Since Primes were put in P in 2002, we have so few problems even known to be in BPP but not in P with the best remaining example the co-RP problem of determining whether two algebraic circuits are identical. So we still don't have any good answers to the above question except for some contrived problems like given three algebraic circuits, are exactly two of them identical. Most complexity theorists believe we have strong enough pseudorandom generators to avoid the randomness in probabilistic algorithms altogether. So in the end the question is likely irrelevant. Still we complexity theorists also like to know what we can prove beyond what we just believe.

All this doesn't mean BPP is not the right class to capture probabilistic algorithms when you can trust your randomness and don't mind a negligible error on either side. Complexity classes are defined to capture the properties we want them to have, not to mold to our limited knowledge of current problems.


  1. What's wrong with a perfectly natural problem like that? Given the apparently central nature of the algebraic circuit problem (cf. the results of Impagliazzo-Kabanets) maybe we should also not be so dismissive of it as our "only" remaining problem.

    The real question should be whether BPP collapses to RP intersect coRP (and of course whether that further collapses to P). As in your example, once we have a natural problem in RP union coRP that is not in RP intersect coRP then we will get candidates for natural problems in BPP that are likely not in RP union coRP by taking the obvious problems in the Boolean closure.

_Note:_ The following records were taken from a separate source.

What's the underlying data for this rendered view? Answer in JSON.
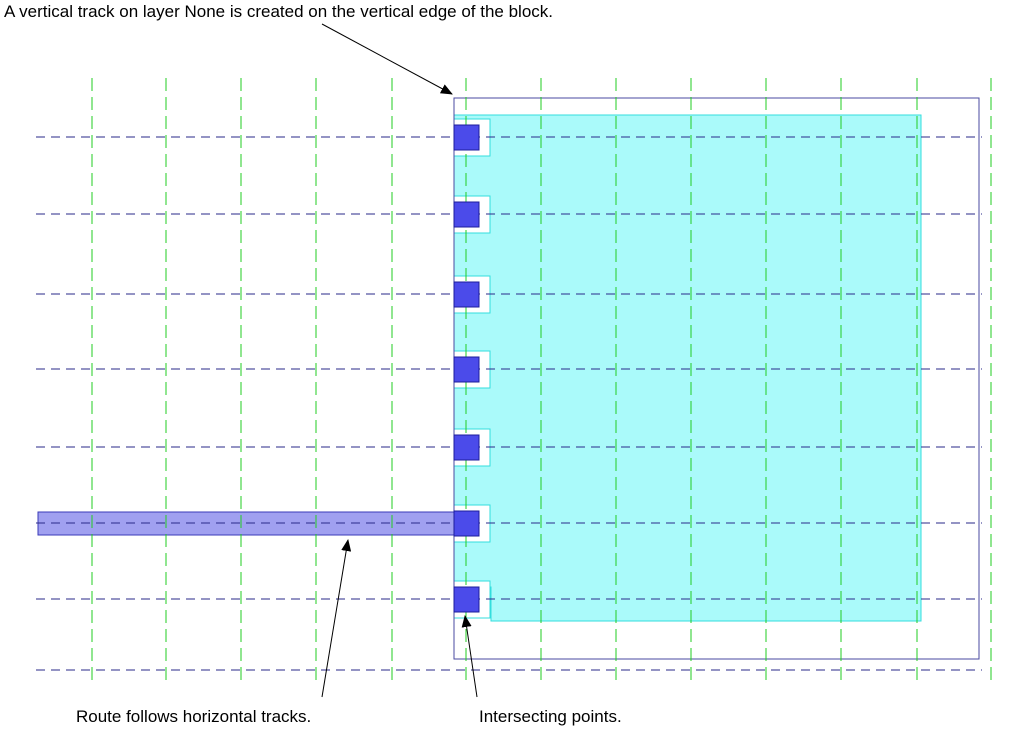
{
  "annotations": {
    "top": "A vertical track on layer None is created on the vertical edge of the block.",
    "route": "Route follows horizontal tracks.",
    "intersect": "Intersecting points."
  },
  "colors": {
    "vertical_track": "#22cc22",
    "horizontal_track": "#2a2a8a",
    "block_outline": "#4a4aa0",
    "block_fill": "#aafafa",
    "block_fill_edge": "#33dddd",
    "pin_fill": "#4b4bea",
    "pin_edge": "#1c1c9c",
    "route_fill": "#a0a0f0",
    "route_edge": "#3a3ab8",
    "arrow": "#000000"
  },
  "diagram": {
    "vertical_track_count": 13,
    "horizontal_track_count": 8,
    "pin_count": 7
  }
}
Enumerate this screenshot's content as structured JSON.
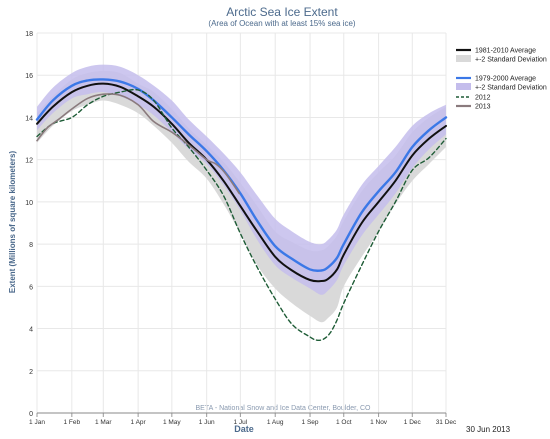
{
  "chart_data": {
    "type": "line",
    "title": "Arctic Sea Ice Extent",
    "subtitle": "(Area of Ocean with at least 15% sea ice)",
    "xlabel": "Date",
    "ylabel": "Extent (Millions of square kilometers)",
    "source": "BETA - National Snow and Ice Data Center, Boulder, CO",
    "date_stamp": "30 Jun 2013",
    "ylim": [
      0,
      18
    ],
    "yticks": [
      0,
      2,
      4,
      6,
      8,
      10,
      12,
      14,
      16,
      18
    ],
    "x_unit": "day of year",
    "xlim": [
      1,
      365
    ],
    "xticks": [
      {
        "label": "1 Jan",
        "x": 1
      },
      {
        "label": "1 Feb",
        "x": 32
      },
      {
        "label": "1 Mar",
        "x": 60
      },
      {
        "label": "1 Apr",
        "x": 91
      },
      {
        "label": "1 May",
        "x": 121
      },
      {
        "label": "1 Jun",
        "x": 152
      },
      {
        "label": "1 Jul",
        "x": 182
      },
      {
        "label": "1 Aug",
        "x": 213
      },
      {
        "label": "1 Sep",
        "x": 244
      },
      {
        "label": "1 Oct",
        "x": 274
      },
      {
        "label": "1 Nov",
        "x": 305
      },
      {
        "label": "1 Dec",
        "x": 335
      },
      {
        "label": "31 Dec",
        "x": 365
      }
    ],
    "grid": true,
    "legend_position": "right",
    "legend": [
      {
        "label": "1981-2010 Average",
        "kind": "line",
        "color": "#111111",
        "dash": "solid"
      },
      {
        "label": "+-2 Standard Deviation",
        "kind": "band",
        "color": "#d9d9d9"
      },
      {
        "label": "1979-2000 Average",
        "kind": "line",
        "color": "#3b78e7",
        "dash": "solid"
      },
      {
        "label": "+-2 Standard Deviation",
        "kind": "band",
        "color": "#c4bdec"
      },
      {
        "label": "2012",
        "kind": "line",
        "color": "#1e5c36",
        "dash": "dashed"
      },
      {
        "label": "2013",
        "kind": "line",
        "color": "#8a7a7d",
        "dash": "solid"
      }
    ],
    "series": [
      {
        "name": "1981-2010 Average",
        "style": "line",
        "color": "#111111",
        "x": [
          1,
          15,
          32,
          46,
          60,
          75,
          91,
          105,
          121,
          136,
          152,
          167,
          182,
          197,
          213,
          228,
          244,
          254,
          260,
          268,
          274,
          290,
          305,
          320,
          335,
          350,
          365
        ],
        "y": [
          13.7,
          14.5,
          15.2,
          15.5,
          15.6,
          15.45,
          15.0,
          14.5,
          13.7,
          12.8,
          12.0,
          11.0,
          9.8,
          8.6,
          7.4,
          6.75,
          6.3,
          6.25,
          6.35,
          6.8,
          7.5,
          9.0,
          10.0,
          11.0,
          12.2,
          13.0,
          13.6
        ]
      },
      {
        "name": "1979-2000 Average",
        "style": "line",
        "color": "#3b78e7",
        "x": [
          1,
          15,
          32,
          46,
          60,
          75,
          91,
          105,
          121,
          136,
          152,
          167,
          182,
          197,
          213,
          228,
          244,
          254,
          260,
          268,
          274,
          290,
          305,
          320,
          335,
          350,
          365
        ],
        "y": [
          13.9,
          14.8,
          15.5,
          15.75,
          15.8,
          15.7,
          15.35,
          14.8,
          14.0,
          13.2,
          12.4,
          11.5,
          10.4,
          9.1,
          7.9,
          7.3,
          6.8,
          6.75,
          6.9,
          7.35,
          8.0,
          9.5,
          10.5,
          11.4,
          12.6,
          13.4,
          14.0
        ]
      },
      {
        "name": "2012",
        "style": "dashed",
        "color": "#1e5c36",
        "x": [
          1,
          15,
          32,
          46,
          60,
          75,
          91,
          105,
          121,
          136,
          152,
          167,
          182,
          197,
          213,
          228,
          244,
          250,
          256,
          262,
          268,
          274,
          290,
          305,
          320,
          335,
          350,
          365
        ],
        "y": [
          13.1,
          13.7,
          14.0,
          14.6,
          15.0,
          15.2,
          15.3,
          14.8,
          13.5,
          12.6,
          11.5,
          10.3,
          8.5,
          6.9,
          5.4,
          4.2,
          3.6,
          3.45,
          3.5,
          3.8,
          4.4,
          5.2,
          7.0,
          8.6,
          10.0,
          11.5,
          12.1,
          13.0
        ]
      },
      {
        "name": "2013",
        "style": "line",
        "color": "#8a7a7d",
        "x": [
          1,
          10,
          20,
          32,
          46,
          60,
          75,
          91,
          105,
          121,
          136,
          152,
          160,
          168,
          176,
          181
        ],
        "y": [
          12.9,
          13.5,
          13.9,
          14.4,
          14.9,
          15.1,
          15.05,
          14.6,
          13.8,
          13.3,
          12.7,
          12.0,
          11.8,
          11.4,
          10.8,
          10.4
        ]
      }
    ],
    "bands": [
      {
        "name": "+-2 Standard Deviation (1981-2010)",
        "color": "#d9d9d9",
        "x": [
          1,
          15,
          32,
          46,
          60,
          75,
          91,
          105,
          121,
          136,
          152,
          167,
          182,
          197,
          213,
          228,
          244,
          254,
          260,
          268,
          274,
          290,
          305,
          320,
          335,
          350,
          365
        ],
        "upper": [
          14.2,
          15.0,
          15.8,
          16.1,
          16.2,
          16.1,
          15.6,
          15.2,
          14.4,
          13.5,
          12.7,
          11.9,
          10.9,
          9.8,
          8.6,
          8.1,
          7.7,
          7.7,
          7.9,
          8.4,
          9.1,
          10.5,
          11.4,
          12.2,
          13.3,
          14.0,
          14.5
        ],
        "lower": [
          12.8,
          13.6,
          14.3,
          14.6,
          14.8,
          14.6,
          14.2,
          13.6,
          12.8,
          11.9,
          11.1,
          9.9,
          8.5,
          7.0,
          5.9,
          5.2,
          4.6,
          4.3,
          4.5,
          5.0,
          6.0,
          7.4,
          8.6,
          9.9,
          11.0,
          11.8,
          12.6
        ]
      },
      {
        "name": "+-2 Standard Deviation (1979-2000)",
        "color": "#c4bdec",
        "x": [
          1,
          15,
          32,
          46,
          60,
          75,
          91,
          105,
          121,
          136,
          152,
          167,
          182,
          197,
          213,
          228,
          244,
          254,
          260,
          268,
          274,
          290,
          305,
          320,
          335,
          350,
          365
        ],
        "upper": [
          14.5,
          15.4,
          16.1,
          16.4,
          16.5,
          16.4,
          16.0,
          15.5,
          14.8,
          13.9,
          13.1,
          12.3,
          11.4,
          10.3,
          9.2,
          8.6,
          8.1,
          8.0,
          8.2,
          8.7,
          9.4,
          10.8,
          11.7,
          12.6,
          13.6,
          14.2,
          14.6
        ],
        "lower": [
          13.4,
          14.2,
          14.9,
          15.1,
          15.2,
          15.0,
          14.6,
          14.1,
          13.3,
          12.5,
          11.8,
          10.8,
          9.6,
          8.2,
          7.0,
          6.4,
          5.9,
          5.6,
          5.8,
          6.3,
          7.0,
          8.4,
          9.4,
          10.4,
          11.6,
          12.5,
          13.2
        ]
      }
    ]
  }
}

  2. My definition of UN-NATURAL
    would be a problem defined
    JUST FOR THE PURPOSE OF BEING IN/OUT OF A CERTAIN CLASS. For example, the sets that are in DTIME(n^2)
    but not DTIME(n) via the
    time hier theorem.
    Hence the `given three circuits ...' problem is
    certainly natural.

    Note that its hard to really define `natural'

  3. What about (promise) decision problems that derive from approximation problems for which we only know randomized algorithms? For example, given a convex body described by a linear program, decide if its volume is less than 1 or greater than 2. Alternatively: given a purportedly "pseudorandom" generator, decide if its first output bit is either unbiased, or significantly biased.

    For my money, the approximation-based promise problems are slightly more natural than derivatives of RP\coRP problems like the two-out-of-three algebraic circuits example.

    Of course, I understand that we would like total problems rather than promise ones, but if naturalness is your criterion...


  4. In the process of doing property testing on data streams we have come across problems in which the natural algorithm has double sided error.

    That is, the algorithm is always correct on any instance that strongly has or doesn't have the property, while on values near the boundary it can give an arbitrary answer (for both yes and no instances).

    We call these algorithms "Windsor-Detroit" algorithms as they are probabilistic only on the border.

    This is in contrast to property testing where usually the algorithm is BPP outside the boundary region (or in some cases even in RP outside the boundary region).

    Alex Lopez-Ortiz

  5. The number field sieve factorization algorithm has two-sided error (at least when you ask something like: is 7 the last digit of the smallest prime factor?) So, how about factorization of numbers with (log n)^(5/2) digits? Is this natural?

    Assuming I've done my arithmetic right: this can be solved in polynomial time by the number field sieve, but not by any of the deterministic factoring algorithms, which are all somewhat slower.